Tendo em vista que o resultado sensorial dos atributos avaliados não apresentou diferença significativa entre as quatro formulações, o parâmetro vitamina C torna-se um importante requisito para seleção da bebida com maior potencial para industrialização devido à sua importância para a saúde.
O painel sensorial desse experimento, composto de 60 provadores não treinados, mostrou-se mais significativo quando comparado aos estudos de Gouveia et al (19), e de Prati, Moretti e Cardello (20), nos quais pesquisou-se a aceitação sensorial de formulações de misturas de sucos de frutas utilizando-se 35 provadores.

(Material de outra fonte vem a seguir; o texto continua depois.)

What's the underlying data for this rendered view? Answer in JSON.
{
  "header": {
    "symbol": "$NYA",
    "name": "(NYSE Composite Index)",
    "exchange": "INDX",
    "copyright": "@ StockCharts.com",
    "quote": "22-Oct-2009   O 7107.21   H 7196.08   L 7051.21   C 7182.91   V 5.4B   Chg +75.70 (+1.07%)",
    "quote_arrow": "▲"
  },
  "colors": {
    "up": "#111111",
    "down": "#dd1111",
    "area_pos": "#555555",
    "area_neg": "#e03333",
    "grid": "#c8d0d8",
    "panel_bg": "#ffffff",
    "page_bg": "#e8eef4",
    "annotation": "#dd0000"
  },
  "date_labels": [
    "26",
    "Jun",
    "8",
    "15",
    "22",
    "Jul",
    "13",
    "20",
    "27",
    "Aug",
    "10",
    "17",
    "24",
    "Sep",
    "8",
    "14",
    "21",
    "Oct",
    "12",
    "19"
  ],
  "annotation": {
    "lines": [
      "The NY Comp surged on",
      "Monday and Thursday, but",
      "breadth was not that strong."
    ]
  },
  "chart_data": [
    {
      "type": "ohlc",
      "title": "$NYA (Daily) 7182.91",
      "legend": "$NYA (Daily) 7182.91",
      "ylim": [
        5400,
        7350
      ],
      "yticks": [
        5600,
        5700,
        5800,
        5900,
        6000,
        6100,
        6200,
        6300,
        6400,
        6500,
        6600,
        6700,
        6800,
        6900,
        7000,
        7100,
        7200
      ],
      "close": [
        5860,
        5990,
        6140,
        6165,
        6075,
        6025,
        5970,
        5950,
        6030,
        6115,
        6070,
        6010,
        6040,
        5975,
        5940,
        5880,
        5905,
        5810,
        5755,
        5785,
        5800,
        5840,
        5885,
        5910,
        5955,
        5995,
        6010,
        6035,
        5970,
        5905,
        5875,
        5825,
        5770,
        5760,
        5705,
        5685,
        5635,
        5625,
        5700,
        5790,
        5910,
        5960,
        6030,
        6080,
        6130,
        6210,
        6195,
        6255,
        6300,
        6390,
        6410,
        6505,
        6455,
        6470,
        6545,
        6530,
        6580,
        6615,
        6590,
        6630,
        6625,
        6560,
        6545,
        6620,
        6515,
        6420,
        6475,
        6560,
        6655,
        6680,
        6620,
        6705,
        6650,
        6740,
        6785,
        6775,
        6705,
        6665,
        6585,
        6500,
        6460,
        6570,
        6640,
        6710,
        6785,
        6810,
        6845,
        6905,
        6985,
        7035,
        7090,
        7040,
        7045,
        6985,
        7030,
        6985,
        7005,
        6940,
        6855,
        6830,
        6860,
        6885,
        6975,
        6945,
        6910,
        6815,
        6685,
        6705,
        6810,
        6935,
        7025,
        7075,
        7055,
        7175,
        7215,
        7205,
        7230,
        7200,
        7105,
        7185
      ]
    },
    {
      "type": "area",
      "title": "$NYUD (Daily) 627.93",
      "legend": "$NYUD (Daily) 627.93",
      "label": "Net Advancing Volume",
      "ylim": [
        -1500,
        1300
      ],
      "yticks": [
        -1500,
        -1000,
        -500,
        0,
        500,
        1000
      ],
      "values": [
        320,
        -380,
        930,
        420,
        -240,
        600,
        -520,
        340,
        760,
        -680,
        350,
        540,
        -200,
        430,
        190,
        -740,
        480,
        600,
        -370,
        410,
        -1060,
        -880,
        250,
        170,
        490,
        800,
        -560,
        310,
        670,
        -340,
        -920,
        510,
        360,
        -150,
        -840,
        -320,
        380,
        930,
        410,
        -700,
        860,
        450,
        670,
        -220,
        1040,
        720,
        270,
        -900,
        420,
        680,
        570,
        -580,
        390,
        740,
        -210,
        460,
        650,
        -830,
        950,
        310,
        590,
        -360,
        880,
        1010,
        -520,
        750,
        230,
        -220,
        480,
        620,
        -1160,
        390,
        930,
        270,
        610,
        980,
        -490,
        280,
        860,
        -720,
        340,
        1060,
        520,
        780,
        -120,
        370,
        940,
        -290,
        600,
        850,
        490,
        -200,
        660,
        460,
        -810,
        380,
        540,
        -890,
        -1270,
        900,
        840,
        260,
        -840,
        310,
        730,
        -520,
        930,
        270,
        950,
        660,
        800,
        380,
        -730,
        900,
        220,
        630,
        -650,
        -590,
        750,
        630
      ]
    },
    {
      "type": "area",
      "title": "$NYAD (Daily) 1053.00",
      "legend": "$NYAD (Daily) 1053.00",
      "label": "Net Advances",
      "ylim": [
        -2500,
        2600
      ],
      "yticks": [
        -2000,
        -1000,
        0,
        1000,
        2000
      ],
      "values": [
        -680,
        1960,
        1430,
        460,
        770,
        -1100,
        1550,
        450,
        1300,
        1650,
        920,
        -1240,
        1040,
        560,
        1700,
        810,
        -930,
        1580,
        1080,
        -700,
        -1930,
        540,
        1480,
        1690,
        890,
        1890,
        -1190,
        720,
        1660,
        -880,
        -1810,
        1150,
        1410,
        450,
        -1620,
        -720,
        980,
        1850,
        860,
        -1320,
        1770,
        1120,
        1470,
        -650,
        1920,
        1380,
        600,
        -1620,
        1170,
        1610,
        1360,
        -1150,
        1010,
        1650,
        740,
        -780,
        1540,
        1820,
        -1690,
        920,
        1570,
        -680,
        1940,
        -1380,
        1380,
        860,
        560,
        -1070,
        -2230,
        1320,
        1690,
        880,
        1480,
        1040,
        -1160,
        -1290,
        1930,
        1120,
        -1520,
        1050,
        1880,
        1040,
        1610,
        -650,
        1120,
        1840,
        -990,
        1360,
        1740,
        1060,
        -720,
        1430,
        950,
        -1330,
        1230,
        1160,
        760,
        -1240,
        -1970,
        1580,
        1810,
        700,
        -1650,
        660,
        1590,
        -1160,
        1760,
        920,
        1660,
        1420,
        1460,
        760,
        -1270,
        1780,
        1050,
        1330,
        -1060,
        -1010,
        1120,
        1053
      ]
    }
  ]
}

Embora as formulações C e D apresentem as mesmas concentrações de vitamina C (176,12 mg /100mL), a formulação C é a que apresenta um menor teor de sólidos, o que a torna a bebida com melhor potencial para industrialização levando-se em consideração que o custo de grandes quantidades de açúcar poderia tornar o produto oneroso do ponto de vista de processamento industrial.
A variação significativa na acidez (p>0,05) demonstra que o aumento na concentração de polpa de palma proporciona um aumento na acidez das bebidas. De acordo com Asenjo (21) e Oliveira et al (22), a acidez varia proporcionalmente ao conteúdo de vitamina C, e portanto, quanto maior a quantidade de vitamina C, maior a acidez.
Os resultados de pH encontrados para a mistura de palma e goiaba variaram de 4,92 a 5,05, valores estes diferentes daqueles encontrados para o suco de goiaba, em média 3,63 (23). A palma possui pH neutro ou próximo de 7 (24) sendo, portanto, responsável pelo pH pouco ácido da bebida (25).
Em relação aos açúcares, observou-se uma variação entre os açúcares redutores. Segundo Bobbio e Bobbio (26), a sacarose é um dissacarídeo não-redutor, que em solução aquosa e em meio ácido é facilmente hidrolisado em monossacarídeos redutores, D-glicose e D-frutose. Esse mecanismo químico justifica a variação dos teores de açúcares redutores entre as formulações, uma vez que as bebidas foram acrescidas de açúcar (sacarose) e a acidez do meio propicia a hidrólise da sacarose. Além disso, o tempo e a temperatura do tratamento térmico também podem ter influenciado, visto que altas temperaturas influenciam no processo de hidrólise da sacarose (27).
A ausência de microrganismos na bebida indica que as condições higiênico-sanitárias durante o processamento foram adequadas e que o tratamento térmico empregado foi eficiente.
A mistura de goiaba com palma é viável na elaboração de bebidas mistas, dentro do processamento utilizado.
Todas as formulações testadas foram bem aceitas pelos provadores, não havendo diferença significativa entre as formulações ao nível de 5%. A formulação C além de boa aceitação, apresentou um aumento de vitamina C e utilizou uma menor concentração de açúcar, sendo por isso considerada como mais viável para elaboração da bebida.
As formulações testadas apresentaram padrões químicos e microbiológicos aceitáveis de acordo com as legislações vigentes, estando adequadas para consumo.